Zero-Concentrated Differential Privacy#
In this example, I chain with the gaussian mechanism instead, with a budget of .05 rho.
[50]:
from opendp.measurements import make_base_gaussian
variance = (
# Convert data into a dataframe of string columns
make_split_dataframe(separator=",", col_names=col_names) >>
# Selects a column of df, Vec<str>
make_select_column(key="age", TOA=str) >>
# Cast the column as Vec<float>, and fill nulls with the default value, 0.
make_cast_default(TIA=str, TOA=float) >>
# Clamp age values
make_clamp(bounds=float_age_bounds) >>
# Resize the dataset to length `count_release`.
make_bounded_resize(size=count_release, bounds=float_age_bounds, constant=20.) >>
# Compute the mean
make_sized_bounded_mean(size=count_release, bounds=float_age_bounds)
)
dp_variance = binary_search_chain(
lambda s: variance >> make_base_gaussian(scale=s),
d_in=max_influence, d_out=.05)
print("DP variance:", dp_variance(data))
DP variance: 44.5986145355549
Measure Casting#
In the previous example, we have a privacy parameter in terms of rho.
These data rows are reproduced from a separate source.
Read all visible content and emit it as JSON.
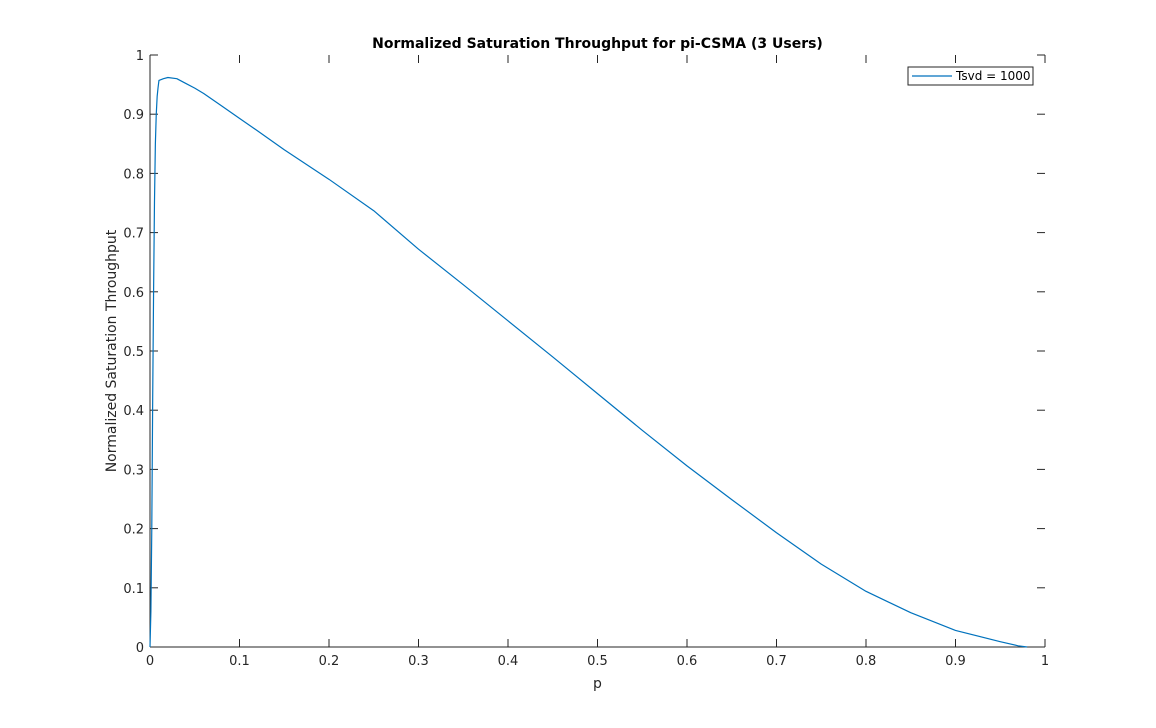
{
  "chart_data": {
    "type": "line",
    "title": "Normalized Saturation Throughput for pi-CSMA (3 Users)",
    "xlabel": "p",
    "ylabel": "Normalized Saturation Throughput",
    "xlim": [
      0,
      1
    ],
    "ylim": [
      0,
      1
    ],
    "xticks": [
      0,
      0.1,
      0.2,
      0.3,
      0.4,
      0.5,
      0.6,
      0.7,
      0.8,
      0.9,
      1
    ],
    "yticks": [
      0,
      0.1,
      0.2,
      0.3,
      0.4,
      0.5,
      0.6,
      0.7,
      0.8,
      0.9,
      1
    ],
    "xtick_labels": [
      "0",
      "0.1",
      "0.2",
      "0.3",
      "0.4",
      "0.5",
      "0.6",
      "0.7",
      "0.8",
      "0.9",
      "1"
    ],
    "ytick_labels": [
      "0",
      "0.1",
      "0.2",
      "0.3",
      "0.4",
      "0.5",
      "0.6",
      "0.7",
      "0.8",
      "0.9",
      "1"
    ],
    "grid": false,
    "legend_position": "top-right",
    "series": [
      {
        "name": "Tsvd = 1000",
        "color": "#0072BD",
        "x": [
          0,
          0.001,
          0.002,
          0.003,
          0.004,
          0.005,
          0.006,
          0.007,
          0.008,
          0.009,
          0.01,
          0.015,
          0.02,
          0.03,
          0.04,
          0.05,
          0.06,
          0.08,
          0.1,
          0.12,
          0.15,
          0.2,
          0.25,
          0.3,
          0.35,
          0.4,
          0.45,
          0.5,
          0.55,
          0.6,
          0.65,
          0.7,
          0.75,
          0.8,
          0.85,
          0.9,
          0.95,
          0.97,
          0.98
        ],
        "y": [
          0.0,
          0.06,
          0.2,
          0.42,
          0.6,
          0.75,
          0.85,
          0.9,
          0.93,
          0.945,
          0.957,
          0.96,
          0.962,
          0.96,
          0.952,
          0.944,
          0.935,
          0.914,
          0.893,
          0.872,
          0.84,
          0.79,
          0.737,
          0.672,
          0.612,
          0.551,
          0.49,
          0.428,
          0.366,
          0.306,
          0.249,
          0.193,
          0.14,
          0.094,
          0.058,
          0.028,
          0.009,
          0.002,
          0.0
        ]
      }
    ]
  }
}
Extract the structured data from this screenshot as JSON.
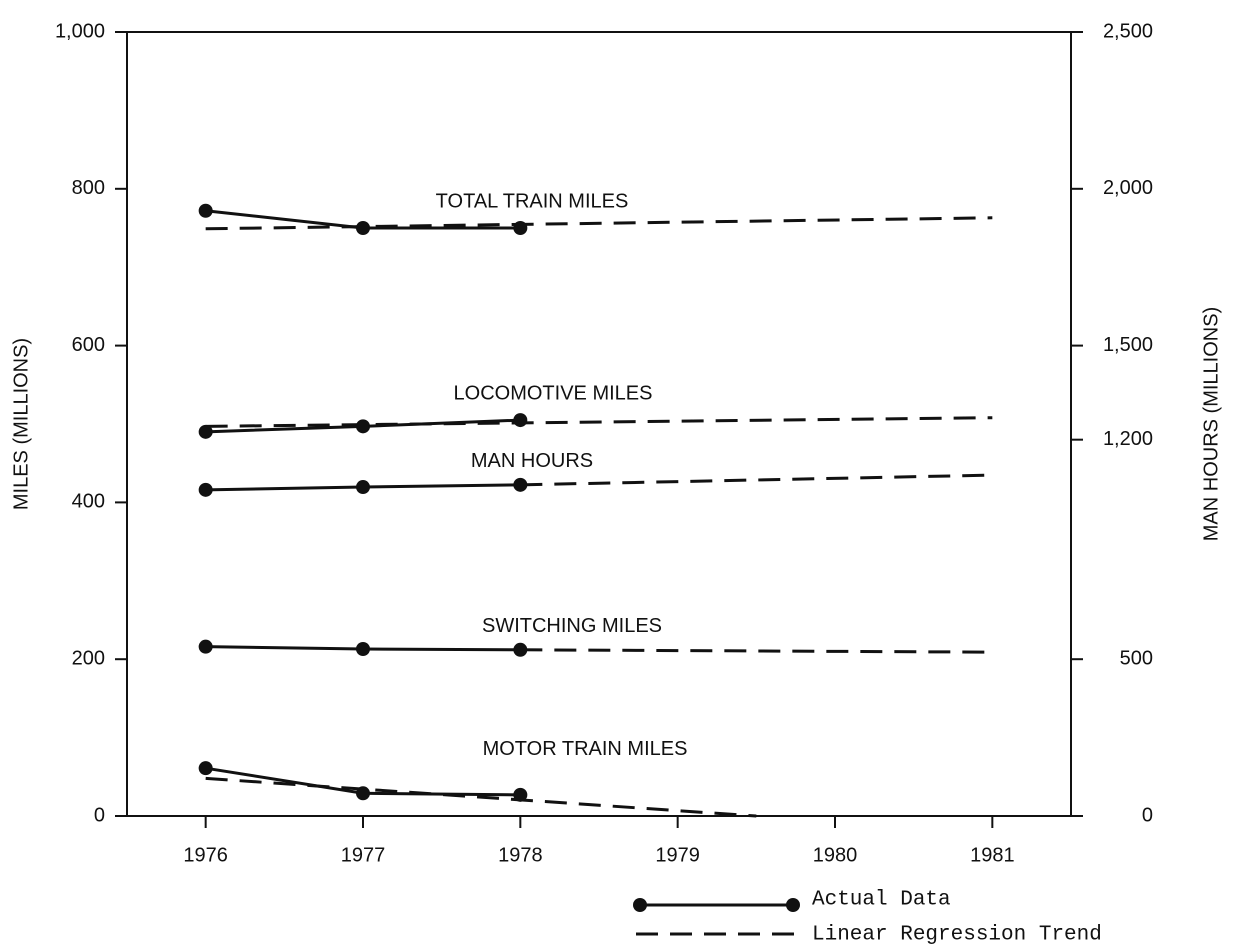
{
  "chart_data": {
    "type": "line",
    "ylabel": "MILES (MILLIONS)",
    "y2label": "MAN HOURS (MILLIONS)",
    "xlim": [
      1975.5,
      1981.5
    ],
    "xticks": [
      1976,
      1977,
      1978,
      1979,
      1980,
      1981
    ],
    "ylim": [
      0,
      1000
    ],
    "yticks": [
      0,
      200,
      400,
      600,
      800,
      {
        "value": 1000,
        "label": "1,000"
      }
    ],
    "y2lim": [
      0,
      2500
    ],
    "y2ticks": [
      0,
      500,
      {
        "value": 1200,
        "label": "1,200"
      },
      {
        "value": 1500,
        "label": "1,500"
      },
      {
        "value": 2000,
        "label": "2,000"
      },
      {
        "value": 2500,
        "label": "2,500"
      }
    ],
    "color": "#111111",
    "series": [
      {
        "name": "TOTAL TRAIN MILES",
        "actual": {
          "x": [
            1976,
            1977,
            1978
          ],
          "values": [
            772,
            750,
            750
          ]
        },
        "trend": {
          "x": [
            1976,
            1981
          ],
          "values": [
            749,
            763
          ]
        }
      },
      {
        "name": "LOCOMOTIVE MILES",
        "actual": {
          "x": [
            1976,
            1977,
            1978
          ],
          "values": [
            490,
            497,
            505
          ]
        },
        "trend": {
          "x": [
            1976,
            1981
          ],
          "values": [
            497,
            508
          ]
        }
      },
      {
        "name": "MAN HOURS",
        "axis": "y2",
        "actual": {
          "x": [
            1976,
            1977,
            1978
          ],
          "values": [
            1040,
            1049,
            1056
          ]
        },
        "trend": {
          "x": [
            1978,
            1981
          ],
          "values": [
            1056,
            1087
          ]
        }
      },
      {
        "name": "SWITCHING MILES",
        "actual": {
          "x": [
            1976,
            1977,
            1978
          ],
          "values": [
            216,
            213,
            212
          ]
        },
        "trend": {
          "x": [
            1978,
            1981
          ],
          "values": [
            212,
            209
          ]
        }
      },
      {
        "name": "MOTOR TRAIN MILES",
        "actual": {
          "x": [
            1976,
            1977,
            1978
          ],
          "values": [
            61,
            29,
            27
          ]
        },
        "trend": {
          "x": [
            1976,
            1979.5
          ],
          "values": [
            48,
            0
          ]
        }
      }
    ],
    "legend": {
      "actual": "Actual Data",
      "trend": "Linear Regression Trend"
    }
  }
}
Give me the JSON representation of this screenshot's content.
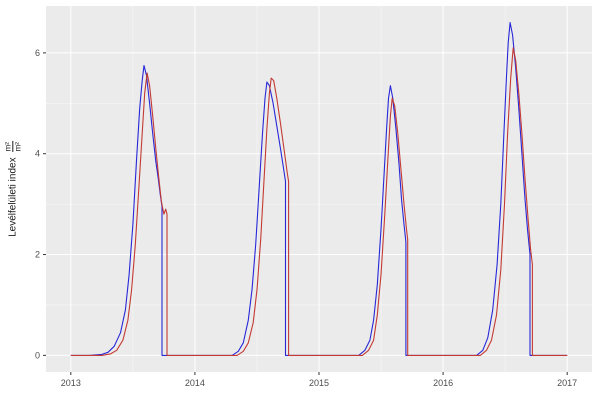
{
  "chart_data": {
    "type": "line",
    "title": "",
    "xlabel": "",
    "ylabel_text": "Levélfelületi index",
    "ylabel_frac_num": "m²",
    "ylabel_frac_den": "m²",
    "legend": "none",
    "grid": true,
    "xlim": [
      2012.8,
      2017.2
    ],
    "ylim": [
      -0.33,
      6.93
    ],
    "x_ticks": [
      2013,
      2014,
      2015,
      2016,
      2017
    ],
    "x_tick_labels": [
      "2013",
      "2014",
      "2015",
      "2016",
      "2017"
    ],
    "x_minor": [
      2013.5,
      2014.5,
      2015.5,
      2016.5
    ],
    "y_ticks": [
      0,
      2,
      4,
      6
    ],
    "y_tick_labels": [
      "0",
      "2",
      "4",
      "6"
    ],
    "y_minor": [
      1,
      3,
      5
    ],
    "colors": {
      "panel": "#ebebeb",
      "grid_major": "#ffffff",
      "grid_minor": "#f7f7f7",
      "tick_text": "#4d4d4d",
      "tick_mark": "#333333",
      "axis_title": "#1a1a1a",
      "background": "#ffffff"
    },
    "series": [
      {
        "name": "series-blue",
        "color": "#2727d8",
        "points": [
          [
            2013.0,
            0
          ],
          [
            2013.15,
            0
          ],
          [
            2013.25,
            0.02
          ],
          [
            2013.3,
            0.06
          ],
          [
            2013.35,
            0.18
          ],
          [
            2013.4,
            0.45
          ],
          [
            2013.44,
            0.9
          ],
          [
            2013.47,
            1.6
          ],
          [
            2013.5,
            2.6
          ],
          [
            2013.53,
            3.9
          ],
          [
            2013.555,
            4.9
          ],
          [
            2013.575,
            5.45
          ],
          [
            2013.59,
            5.75
          ],
          [
            2013.61,
            5.55
          ],
          [
            2013.635,
            5.0
          ],
          [
            2013.66,
            4.4
          ],
          [
            2013.685,
            3.85
          ],
          [
            2013.705,
            3.5
          ],
          [
            2013.72,
            3.2
          ],
          [
            2013.735,
            2.95
          ],
          [
            2013.735,
            0
          ],
          [
            2013.9,
            0
          ],
          [
            2014.1,
            0
          ],
          [
            2014.3,
            0
          ],
          [
            2014.35,
            0.08
          ],
          [
            2014.39,
            0.25
          ],
          [
            2014.43,
            0.7
          ],
          [
            2014.46,
            1.3
          ],
          [
            2014.49,
            2.2
          ],
          [
            2014.52,
            3.4
          ],
          [
            2014.545,
            4.4
          ],
          [
            2014.565,
            5.1
          ],
          [
            2014.58,
            5.42
          ],
          [
            2014.6,
            5.35
          ],
          [
            2014.63,
            5.0
          ],
          [
            2014.66,
            4.55
          ],
          [
            2014.69,
            4.1
          ],
          [
            2014.715,
            3.7
          ],
          [
            2014.73,
            3.45
          ],
          [
            2014.73,
            0
          ],
          [
            2014.9,
            0
          ],
          [
            2015.1,
            0
          ],
          [
            2015.32,
            0
          ],
          [
            2015.37,
            0.1
          ],
          [
            2015.41,
            0.3
          ],
          [
            2015.44,
            0.7
          ],
          [
            2015.47,
            1.4
          ],
          [
            2015.5,
            2.5
          ],
          [
            2015.525,
            3.6
          ],
          [
            2015.545,
            4.5
          ],
          [
            2015.56,
            5.1
          ],
          [
            2015.575,
            5.35
          ],
          [
            2015.595,
            5.1
          ],
          [
            2015.62,
            4.5
          ],
          [
            2015.645,
            3.8
          ],
          [
            2015.665,
            3.1
          ],
          [
            2015.685,
            2.6
          ],
          [
            2015.7,
            2.25
          ],
          [
            2015.7,
            0
          ],
          [
            2015.9,
            0
          ],
          [
            2016.1,
            0
          ],
          [
            2016.27,
            0
          ],
          [
            2016.32,
            0.1
          ],
          [
            2016.36,
            0.35
          ],
          [
            2016.4,
            0.9
          ],
          [
            2016.435,
            1.8
          ],
          [
            2016.465,
            3.0
          ],
          [
            2016.49,
            4.4
          ],
          [
            2016.51,
            5.5
          ],
          [
            2016.525,
            6.2
          ],
          [
            2016.54,
            6.6
          ],
          [
            2016.56,
            6.35
          ],
          [
            2016.585,
            5.7
          ],
          [
            2016.61,
            4.9
          ],
          [
            2016.635,
            4.0
          ],
          [
            2016.66,
            3.1
          ],
          [
            2016.68,
            2.5
          ],
          [
            2016.7,
            2.0
          ],
          [
            2016.7,
            0
          ],
          [
            2016.85,
            0
          ],
          [
            2017.0,
            0
          ]
        ]
      },
      {
        "name": "series-red",
        "color": "#c43a33",
        "points": [
          [
            2013.0,
            0
          ],
          [
            2013.25,
            0
          ],
          [
            2013.32,
            0.03
          ],
          [
            2013.37,
            0.1
          ],
          [
            2013.42,
            0.3
          ],
          [
            2013.46,
            0.7
          ],
          [
            2013.49,
            1.3
          ],
          [
            2013.52,
            2.2
          ],
          [
            2013.55,
            3.4
          ],
          [
            2013.575,
            4.4
          ],
          [
            2013.595,
            5.2
          ],
          [
            2013.615,
            5.6
          ],
          [
            2013.635,
            5.35
          ],
          [
            2013.66,
            4.75
          ],
          [
            2013.685,
            4.1
          ],
          [
            2013.71,
            3.5
          ],
          [
            2013.73,
            3.05
          ],
          [
            2013.75,
            2.8
          ],
          [
            2013.765,
            2.9
          ],
          [
            2013.775,
            2.8
          ],
          [
            2013.775,
            0
          ],
          [
            2013.9,
            0
          ],
          [
            2014.1,
            0
          ],
          [
            2014.34,
            0
          ],
          [
            2014.39,
            0.08
          ],
          [
            2014.43,
            0.25
          ],
          [
            2014.47,
            0.65
          ],
          [
            2014.5,
            1.3
          ],
          [
            2014.53,
            2.3
          ],
          [
            2014.555,
            3.4
          ],
          [
            2014.58,
            4.5
          ],
          [
            2014.6,
            5.2
          ],
          [
            2014.615,
            5.5
          ],
          [
            2014.635,
            5.45
          ],
          [
            2014.66,
            5.1
          ],
          [
            2014.69,
            4.6
          ],
          [
            2014.72,
            4.05
          ],
          [
            2014.745,
            3.6
          ],
          [
            2014.755,
            3.45
          ],
          [
            2014.755,
            0
          ],
          [
            2014.9,
            0
          ],
          [
            2015.1,
            0
          ],
          [
            2015.35,
            0
          ],
          [
            2015.4,
            0.1
          ],
          [
            2015.44,
            0.3
          ],
          [
            2015.47,
            0.8
          ],
          [
            2015.5,
            1.6
          ],
          [
            2015.53,
            2.8
          ],
          [
            2015.555,
            3.9
          ],
          [
            2015.575,
            4.75
          ],
          [
            2015.59,
            5.1
          ],
          [
            2015.61,
            4.95
          ],
          [
            2015.635,
            4.4
          ],
          [
            2015.66,
            3.7
          ],
          [
            2015.685,
            3.0
          ],
          [
            2015.705,
            2.5
          ],
          [
            2015.715,
            2.3
          ],
          [
            2015.715,
            0
          ],
          [
            2015.9,
            0
          ],
          [
            2016.1,
            0
          ],
          [
            2016.3,
            0
          ],
          [
            2016.35,
            0.1
          ],
          [
            2016.39,
            0.3
          ],
          [
            2016.43,
            0.8
          ],
          [
            2016.465,
            1.7
          ],
          [
            2016.495,
            3.0
          ],
          [
            2016.52,
            4.4
          ],
          [
            2016.545,
            5.5
          ],
          [
            2016.565,
            6.1
          ],
          [
            2016.585,
            5.85
          ],
          [
            2016.61,
            5.2
          ],
          [
            2016.635,
            4.4
          ],
          [
            2016.66,
            3.5
          ],
          [
            2016.685,
            2.7
          ],
          [
            2016.705,
            2.1
          ],
          [
            2016.72,
            1.8
          ],
          [
            2016.72,
            0
          ],
          [
            2016.85,
            0
          ],
          [
            2017.0,
            0
          ]
        ]
      }
    ]
  }
}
We can use make_zCDP_to_approxDP
to convert the distance type to an ε(δ) pareto-curve.
[51]:
from opendp.combinators import make_fix_delta, make_zCDP_to_approxDP
app_dp_variance = make_zCDP_to_approxDP(dp_variance)
# evaluate the privacy map to get a curve
curve = app_dp_variance.map(max_influence)
# solve for epsilon when delta is fixed
curve.epsilon(delta=1e-7)
[51]:
1.6194085342284823
We can use make_fix_delta
to emit (ε, δ) pairs instead:
[52]:
from opendp.combinators import make_fix_delta
fixed_app_dp_variance = make_fix_delta(app_dp_variance, delta=1e-7)
fixed_app_dp_variance.map(max_influence)
[52]:
(1.6194085342284823, 1e-07)
This can be used in conjunction with the binary search utilities to solve for a scale parameter:
[53]:
budget = (1., 1e-7)
def make_dp_variance(scale):
adp = make_zCDP_to_approxDP(make_base_gaussian(scale))
return variance >> make_fix_delta(adp, delta=budget[1])
dp_variance_lte_budget = binary_search_chain(
make_dp_variance,
d_in=max_influence, d_out=budget)
# we know this measurement is calibrated to be lte budget
assert dp_variance_lte_budget.check(max_influence, budget)
Composition#
We can compose multiple measurements into one measurement with make_basic_composition
:
[54]:
from opendp.combinators import make_basic_composition
composed = make_basic_composition([dp_sum, dp_mean])
composed(data)
[54]:
[30292669, 44.980434787860254]
In order to compose, all measurements must share the same input domain, input metric and output measure. We can still use the privacy map to see the epsilon usage of this new measurement:
[56]:
composed.map(max_influence)
[56]:
1.100100100100557
Population Amplification#
Another type of combinator is an amplifier. In this example I’ll apply the amplifier to a dp variance estimator:
[55]:
from opendp.transformations import make_sized_bounded_variance
from opendp.combinators import make_population_amplification
variance = make_sized_bounded_variance(size=count_release, bounds=float_age_bounds)
dp_variance = binary_search_chain(
lambda s: variance >> make_base_laplace(scale=s),
d_in=max_influence,
d_out=1.
)
# requires a looser trust model, as the population size can be set arbitrarily
enable_features("honest-but-curious")
make_population_amplification(dp_variance, 100_000).map(1)
[55]:
0.01701997053694077
You’ll notice that we found a dp variance estimator that was 1 epsilon-DP, but after amplification, it now uses a much smaller epsilon. We are taking advantage of the knowledge that the dataset was a simple sample from a larger population with at least 100,000 individuals.